Les tumeurs au cerveau, on me les a découvertes en août 2017. Pourtant, les symptômes avaient débuté dès 2011 : une personnalité changeante, maux de tête, fatigue… Mais quand vous êtes une femme entre quarante et cinquante ans qui a ces symptômes, on vous catalogue comme dépressive… À partir de 2015, j’ai vraiment été très diminuée. Je subissais des pertes de parole, des paralysies. Comme je n’avais plus droit à un arrêt maladie à force de les cumuler, j’ai dû être placée en invalidité. J’ai perdu mon travail.
Quand j’ai été opérée en 2017, le médecin a dit que le traitement était bien la cause de mes problèmes. On m’a enlevé un des méningiomes, le plus gros, celui qui posait le plus de problèmes. Les quatre autres, ils sont là, ils ne bougent pas trop, même si on ne sait jamais ce qui peut se passer dans la vie.
Après cela, il a fallu que je réapprenne à parler… Tout ça a changé ma vie, ça change nos vies. Une opération nous sauve, mais les séquelles sont toujours là. C’est une chose commune parmi les victimes, par exemple : on est obligées de faire une sieste dans l’après-midi. Moi, je suis obligée, sinon mon cerveau décroche. C’est assez violent. Et encore, j’arrive à vivre avec, mais certaines ont des séquelles beaucoup plus importantes. Des problèmes de vue, ou alors elles ne peuvent plus marcher. Il y a un vrai parallèle à faire avec le Médiator.
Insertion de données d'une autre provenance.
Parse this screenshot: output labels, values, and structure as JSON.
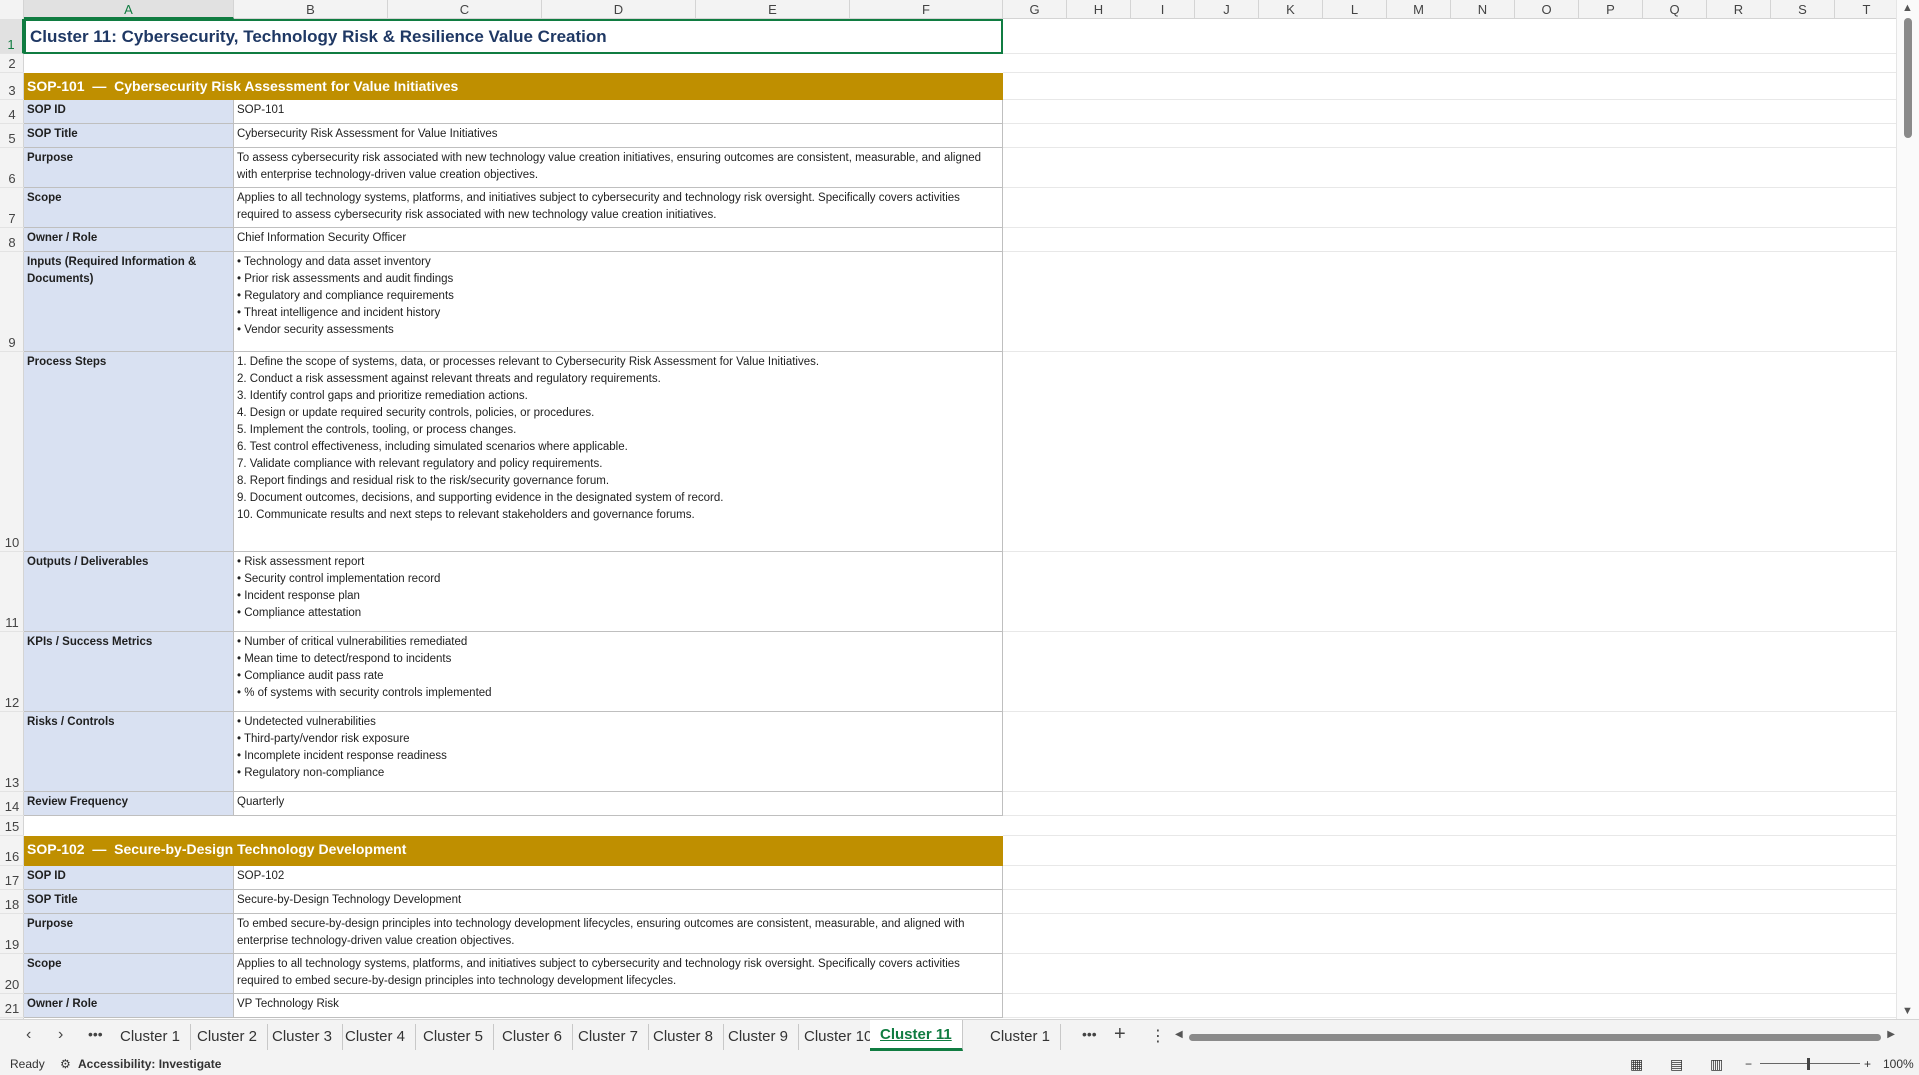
{
  "columns": [
    "A",
    "B",
    "C",
    "D",
    "E",
    "F",
    "G",
    "H",
    "I",
    "J",
    "K",
    "L",
    "M",
    "N",
    "O",
    "P",
    "Q",
    "R",
    "S",
    "T"
  ],
  "title": "Cluster 11: Cybersecurity, Technology Risk & Resilience Value Creation",
  "sops": [
    {
      "header": "SOP-101  —  Cybersecurity Risk Assessment for Value Initiatives",
      "rows": [
        {
          "label": "SOP ID",
          "value": "SOP-101"
        },
        {
          "label": "SOP Title",
          "value": "Cybersecurity Risk Assessment for Value Initiatives"
        },
        {
          "label": "Purpose",
          "value": "To assess cybersecurity risk associated with new technology value creation initiatives, ensuring outcomes are consistent, measurable, and aligned with enterprise technology-driven value creation objectives."
        },
        {
          "label": "Scope",
          "value": "Applies to all technology systems, platforms, and initiatives subject to cybersecurity and technology risk oversight. Specifically covers activities required to assess cybersecurity risk associated with new technology value creation initiatives."
        },
        {
          "label": "Owner / Role",
          "value": "Chief Information Security Officer"
        },
        {
          "label": "Inputs (Required Information & Documents)",
          "value": "• Technology and data asset inventory\n• Prior risk assessments and audit findings\n• Regulatory and compliance requirements\n• Threat intelligence and incident history\n• Vendor security assessments"
        },
        {
          "label": "Process Steps",
          "value": "1. Define the scope of systems, data, or processes relevant to Cybersecurity Risk Assessment for Value Initiatives.\n2. Conduct a risk assessment against relevant threats and regulatory requirements.\n3. Identify control gaps and prioritize remediation actions.\n4. Design or update required security controls, policies, or procedures.\n5. Implement the controls, tooling, or process changes.\n6. Test control effectiveness, including simulated scenarios where applicable.\n7. Validate compliance with relevant regulatory and policy requirements.\n8. Report findings and residual risk to the risk/security governance forum.\n9. Document outcomes, decisions, and supporting evidence in the designated system of record.\n10. Communicate results and next steps to relevant stakeholders and governance forums."
        },
        {
          "label": "Outputs / Deliverables",
          "value": "• Risk assessment report\n• Security control implementation record\n• Incident response plan\n• Compliance attestation"
        },
        {
          "label": "KPIs / Success Metrics",
          "value": "• Number of critical vulnerabilities remediated\n• Mean time to detect/respond to incidents\n• Compliance audit pass rate\n• % of systems with security controls implemented"
        },
        {
          "label": "Risks / Controls",
          "value": "• Undetected vulnerabilities\n• Third-party/vendor risk exposure\n• Incomplete incident response readiness\n• Regulatory non-compliance"
        },
        {
          "label": "Review Frequency",
          "value": "Quarterly"
        }
      ]
    },
    {
      "header": "SOP-102  —  Secure-by-Design Technology Development",
      "rows": [
        {
          "label": "SOP ID",
          "value": "SOP-102"
        },
        {
          "label": "SOP Title",
          "value": "Secure-by-Design Technology Development"
        },
        {
          "label": "Purpose",
          "value": "To embed secure-by-design principles into technology development lifecycles, ensuring outcomes are consistent, measurable, and aligned with enterprise technology-driven value creation objectives."
        },
        {
          "label": "Scope",
          "value": "Applies to all technology systems, platforms, and initiatives subject to cybersecurity and technology risk oversight. Specifically covers activities required to embed secure-by-design principles into technology development lifecycles."
        },
        {
          "label": "Owner / Role",
          "value": "VP Technology Risk"
        }
      ]
    }
  ],
  "tabs": [
    "Cluster 1",
    "Cluster 2",
    "Cluster 3",
    "Cluster 4",
    "Cluster 5",
    "Cluster 6",
    "Cluster 7",
    "Cluster 8",
    "Cluster 9",
    "Cluster 10",
    "Cluster 11",
    "Cluster 1"
  ],
  "active_tab": "Cluster 11",
  "status": {
    "ready": "Ready",
    "accessibility": "Accessibility: Investigate",
    "zoom": "100%"
  },
  "colors": {
    "header_fill": "#bf8f00",
    "label_fill": "#d9e1f2",
    "title_text": "#1f3864",
    "accent": "#107c41"
  }
}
C’est pour cette raison qu’il est difficile d’entendre dire, comme l’a fait la ministre [ndlr : de l’époque] Agnès Buzyn, que ces tumeurs sont bénignes car non cancéreuses. C’est vrai : elles ne le sont que dans 1 % des cas. Mais quand les gens entendent ‘‘bénin », ils comprennent que ce n’est pas grave. Et ça, les femmes ont du mal à l’entendre. En plus de la violence physique, il y a la violence des mots.
Aujourd’hui, le but est que les médecins sachent tout cela, qu’ils soient le mieux informés possible, avec des indications très précises, voire une attestation d’information à signer par le patient. Et on travaille aussi sur d’autres médicaments qui pourraient avoir les mêmes effets que l’Androcur. C’est le cas en particulier pour beaucoup de pilules contraceptives.  »

* Les risques de méningiomes liés à l’Androcur sont connus depuis 2007, depuis que le professeur Sébastien Froelich, neurochirurgien, communique dans des congrès à travers le monde sur cette problématique. L’Agence Nationale de Sécurité du Médicament n’a pourtant informé les médecins et patientes qu’en juin 2018 des effets possibles de l’Androcur. En février 2019, l’ANSM prend également en compte le Lutéran et le Lutényl comme molécules pouvant induire les mêmes problèmes. Beaucoup reste encore à faire : un certain nombre de progestatifs, dont des pilules contraceptives et des traitements pour l’endométriose, sont susceptibles de favoriser la création de méningiomes.